TEMYİZ EDENİN İDDİALARI: Davacı hakkında düzenlenen vergi tekniği ve vergi inceleme raporlarında yer alan tespitler kapsamında dava konusu tarhiyatta hukuka aykırılık bulunmadığı iddialarıyla kararın bozulması istenilmektedir.

KARŞI TARAFIN SAVUNMASI: Yasal dayanaktan yoksun olan temyiz isteminin reddi gerektiği yolundadır.
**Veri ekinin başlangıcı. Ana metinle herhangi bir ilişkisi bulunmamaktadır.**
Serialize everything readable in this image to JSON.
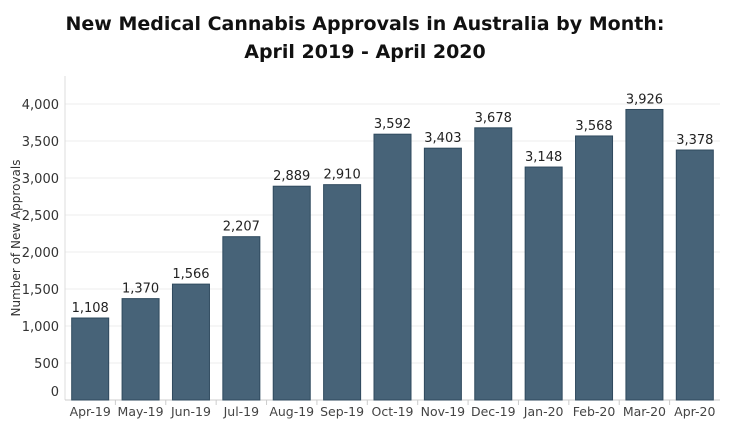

DANIŞTAY TETKİK HÂKİMİ …’IN DÜŞÜNCESİ: Temyiz isteminin reddi ile usul ve yasaya uygun olan Bölge İdare Mahkemesi kararının onanması gerektiği düşünülmektedir.

TÜRK MİLLETİ ADINA
Karar veren Danıştay Dokuzuncu Dairesince, Tetkik Hâkiminin açıklamaları dinlendikten ve dosyadaki belgeler incelendikten sonra gereği görüşüldü:

HUKUKİ DEĞERLENDİRME:
Bölge idare mahkemelerinin nihai kararlarının temyizen bozulması, 2577 sayılı İdari Yargılama Usulü Kanunu’nun 49. maddesinde yer alan sebeplerden birinin varlığı hâlinde mümkündür.
Temyizen incelenen karar usul ve hukuka uygun olup, dilekçede ileri sürülen temyiz nedenleri kararın bozulmasını gerektirecek nitelikte görülmemiştir.

KARAR SONUCU:
Açıklanan nedenlerle;
1.Davalının temyiz isteminin reddine,
2.Davanın yukarıda özetlenen gerekçeyle kabulüne ilişkin Vergi Mahkemesi kararına yönelik davalının istinaf başvurusunun gerekçeli reddi yolundaki … Bölge İdare Mahkemesi … Vergi Dava Dairesinin … tarih ve E:…, K:… sayılı kararının ONANMASINA,
3.2577 sayılı İdari Yargılama Usulü Kanunu’nun 50. maddesi uyarınca, onama kararının taraflara tebliğini ve bir örneğinin de … Bölge İdare Mahkemesi … Vergi Dava Dairesine gönderilmesini teminen dosyanın … Vergi Mahkemesine gönderilmesine, 21/02/2023 tarihinde kesin olarak oybirliğiyle karar verildi.